While the computational pathology “story so far” seems to have solved a lot of problems, Dr. Mahmood said, challenges remain. The chief limitation is reduced communication between smaller patches once they are patched. “The models are often not very context-aware,” he said, which is “a major problem in computational pathology.” In addition, few samples are available.
In natural language processing, the context matters a lot. In whole slide images, each resolution level can be seen to convey a different story: “Cellular features lead to slide-level organization, phenotypes to slide-level diagnosis, essentially. And we wanted to see if we could use methods commonly used in natural language processing and build a newer architecture using self-supervised learning to cater to some of the context-aware issues,” Dr. Mahmood said.
“So that’s exactly what we did.” Dr. Mahmood’s group’s submission to the 2022 IEEE/CVF Computer Vision and Pattern Recognition Conference described how to use whole slide images and patch them, going to patch-level and cellular-level representations.

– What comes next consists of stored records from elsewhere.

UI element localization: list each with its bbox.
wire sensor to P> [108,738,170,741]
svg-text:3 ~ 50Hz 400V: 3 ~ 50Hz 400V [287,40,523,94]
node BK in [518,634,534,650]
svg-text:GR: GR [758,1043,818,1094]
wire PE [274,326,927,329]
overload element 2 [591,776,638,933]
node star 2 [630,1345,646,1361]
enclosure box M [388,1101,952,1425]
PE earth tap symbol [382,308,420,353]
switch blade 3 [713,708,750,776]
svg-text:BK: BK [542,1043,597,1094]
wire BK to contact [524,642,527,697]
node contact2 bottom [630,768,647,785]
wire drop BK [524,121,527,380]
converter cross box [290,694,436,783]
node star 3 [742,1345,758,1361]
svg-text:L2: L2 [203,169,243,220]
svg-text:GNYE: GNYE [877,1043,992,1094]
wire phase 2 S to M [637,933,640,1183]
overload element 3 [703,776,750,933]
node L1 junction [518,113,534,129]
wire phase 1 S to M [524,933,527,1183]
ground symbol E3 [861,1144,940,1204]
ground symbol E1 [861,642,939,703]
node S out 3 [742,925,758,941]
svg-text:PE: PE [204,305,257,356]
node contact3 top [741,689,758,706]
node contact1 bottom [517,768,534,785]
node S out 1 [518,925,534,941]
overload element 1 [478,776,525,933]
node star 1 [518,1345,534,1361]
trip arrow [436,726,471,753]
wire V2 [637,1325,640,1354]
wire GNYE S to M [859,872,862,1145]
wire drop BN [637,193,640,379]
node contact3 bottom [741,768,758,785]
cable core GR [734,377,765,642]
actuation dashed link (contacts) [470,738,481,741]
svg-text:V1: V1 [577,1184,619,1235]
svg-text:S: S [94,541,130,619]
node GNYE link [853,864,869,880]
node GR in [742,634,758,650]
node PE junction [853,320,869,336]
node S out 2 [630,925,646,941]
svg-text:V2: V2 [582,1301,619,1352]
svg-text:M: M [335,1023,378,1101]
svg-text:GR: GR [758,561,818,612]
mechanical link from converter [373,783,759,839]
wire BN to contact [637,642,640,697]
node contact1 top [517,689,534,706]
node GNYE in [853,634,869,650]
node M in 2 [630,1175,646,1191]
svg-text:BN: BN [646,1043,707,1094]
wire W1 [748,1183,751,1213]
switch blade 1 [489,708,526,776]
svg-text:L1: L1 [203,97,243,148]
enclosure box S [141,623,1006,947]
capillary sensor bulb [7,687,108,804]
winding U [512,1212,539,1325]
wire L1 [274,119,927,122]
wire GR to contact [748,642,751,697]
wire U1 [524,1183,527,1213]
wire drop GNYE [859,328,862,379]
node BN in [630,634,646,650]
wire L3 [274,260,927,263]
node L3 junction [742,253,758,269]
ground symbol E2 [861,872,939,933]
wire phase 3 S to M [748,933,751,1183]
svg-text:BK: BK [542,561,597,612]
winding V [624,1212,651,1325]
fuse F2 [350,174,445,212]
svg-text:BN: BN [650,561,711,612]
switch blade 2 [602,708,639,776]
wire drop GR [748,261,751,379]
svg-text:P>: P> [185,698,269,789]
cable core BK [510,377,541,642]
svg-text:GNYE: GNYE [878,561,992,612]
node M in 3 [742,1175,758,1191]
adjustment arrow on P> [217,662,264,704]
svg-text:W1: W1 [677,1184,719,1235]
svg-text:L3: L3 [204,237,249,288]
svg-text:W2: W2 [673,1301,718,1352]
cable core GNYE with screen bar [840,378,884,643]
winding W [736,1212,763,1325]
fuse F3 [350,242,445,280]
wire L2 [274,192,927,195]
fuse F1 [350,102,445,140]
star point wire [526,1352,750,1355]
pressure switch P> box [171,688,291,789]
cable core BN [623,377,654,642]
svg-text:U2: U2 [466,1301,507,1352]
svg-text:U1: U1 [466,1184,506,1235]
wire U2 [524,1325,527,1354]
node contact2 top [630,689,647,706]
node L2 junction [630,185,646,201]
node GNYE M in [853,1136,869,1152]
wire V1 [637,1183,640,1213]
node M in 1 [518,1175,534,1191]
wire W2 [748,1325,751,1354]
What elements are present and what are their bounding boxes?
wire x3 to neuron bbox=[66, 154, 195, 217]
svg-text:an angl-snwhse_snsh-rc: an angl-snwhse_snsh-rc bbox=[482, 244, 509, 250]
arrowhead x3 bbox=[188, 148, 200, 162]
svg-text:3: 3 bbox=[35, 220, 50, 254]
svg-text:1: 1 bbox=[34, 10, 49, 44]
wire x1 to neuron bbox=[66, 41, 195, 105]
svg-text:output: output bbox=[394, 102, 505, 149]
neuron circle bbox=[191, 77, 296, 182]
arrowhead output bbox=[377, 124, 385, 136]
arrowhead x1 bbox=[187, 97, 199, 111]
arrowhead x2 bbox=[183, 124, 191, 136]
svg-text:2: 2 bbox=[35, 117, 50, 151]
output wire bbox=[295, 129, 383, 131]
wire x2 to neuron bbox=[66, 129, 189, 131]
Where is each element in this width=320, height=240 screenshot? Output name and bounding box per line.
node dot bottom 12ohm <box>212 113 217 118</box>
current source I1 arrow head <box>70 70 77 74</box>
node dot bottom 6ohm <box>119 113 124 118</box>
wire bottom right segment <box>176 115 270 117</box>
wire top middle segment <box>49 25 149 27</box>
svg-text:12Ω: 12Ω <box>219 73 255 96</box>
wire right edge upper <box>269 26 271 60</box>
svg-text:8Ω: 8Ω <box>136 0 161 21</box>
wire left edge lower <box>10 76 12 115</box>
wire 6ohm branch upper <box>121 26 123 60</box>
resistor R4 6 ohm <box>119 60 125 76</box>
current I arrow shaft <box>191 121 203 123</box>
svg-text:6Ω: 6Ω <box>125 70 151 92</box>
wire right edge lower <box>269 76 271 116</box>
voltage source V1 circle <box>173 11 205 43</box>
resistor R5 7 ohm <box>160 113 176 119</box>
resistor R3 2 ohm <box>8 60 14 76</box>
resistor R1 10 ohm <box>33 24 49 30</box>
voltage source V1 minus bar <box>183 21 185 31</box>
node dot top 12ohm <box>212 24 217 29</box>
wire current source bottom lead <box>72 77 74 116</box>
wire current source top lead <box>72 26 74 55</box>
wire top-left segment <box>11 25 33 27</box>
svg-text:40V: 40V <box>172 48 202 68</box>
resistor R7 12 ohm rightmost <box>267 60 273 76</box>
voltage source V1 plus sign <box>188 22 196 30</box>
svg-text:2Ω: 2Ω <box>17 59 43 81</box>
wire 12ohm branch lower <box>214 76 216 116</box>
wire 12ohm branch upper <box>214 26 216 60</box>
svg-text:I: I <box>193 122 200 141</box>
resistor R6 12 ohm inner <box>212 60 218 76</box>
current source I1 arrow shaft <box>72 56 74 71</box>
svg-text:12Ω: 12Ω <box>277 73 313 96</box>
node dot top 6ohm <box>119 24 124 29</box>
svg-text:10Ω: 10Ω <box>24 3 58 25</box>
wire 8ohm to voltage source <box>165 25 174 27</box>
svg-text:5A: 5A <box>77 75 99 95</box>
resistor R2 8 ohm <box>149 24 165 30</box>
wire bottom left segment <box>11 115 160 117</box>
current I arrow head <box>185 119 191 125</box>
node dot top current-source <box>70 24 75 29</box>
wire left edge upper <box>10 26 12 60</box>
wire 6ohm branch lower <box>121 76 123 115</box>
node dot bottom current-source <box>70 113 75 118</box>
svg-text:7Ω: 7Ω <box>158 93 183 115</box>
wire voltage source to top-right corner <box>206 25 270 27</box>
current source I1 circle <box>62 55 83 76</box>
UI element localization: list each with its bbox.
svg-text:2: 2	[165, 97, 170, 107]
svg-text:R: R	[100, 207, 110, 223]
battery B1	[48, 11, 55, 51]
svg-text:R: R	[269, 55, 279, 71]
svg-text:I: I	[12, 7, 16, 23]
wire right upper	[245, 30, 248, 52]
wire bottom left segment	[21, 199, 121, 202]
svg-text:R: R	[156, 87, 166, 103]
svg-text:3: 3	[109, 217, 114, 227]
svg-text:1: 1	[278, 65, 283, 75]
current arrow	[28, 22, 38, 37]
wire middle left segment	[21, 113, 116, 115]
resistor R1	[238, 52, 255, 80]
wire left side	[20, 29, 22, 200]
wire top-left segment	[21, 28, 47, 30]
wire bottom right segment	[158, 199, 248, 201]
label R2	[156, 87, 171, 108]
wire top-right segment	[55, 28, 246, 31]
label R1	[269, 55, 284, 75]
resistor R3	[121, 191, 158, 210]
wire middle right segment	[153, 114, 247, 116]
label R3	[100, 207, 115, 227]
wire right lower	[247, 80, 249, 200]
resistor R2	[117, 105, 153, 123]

The result is a hierarchical image pyramid transformer architecture with patch-level, region-level, and slide-level representations.
“We’ve shown this essentially leads to much better results,” Dr. Mahmood said. The model was trained on TCGA cases, “and now we’re trying to scale it to a much more generic, much larger data set, hoping to convert it to a model that can be used for a variety of downstream tasks.”
Amy Carpenter Aquino is CAP TODAY senior editor.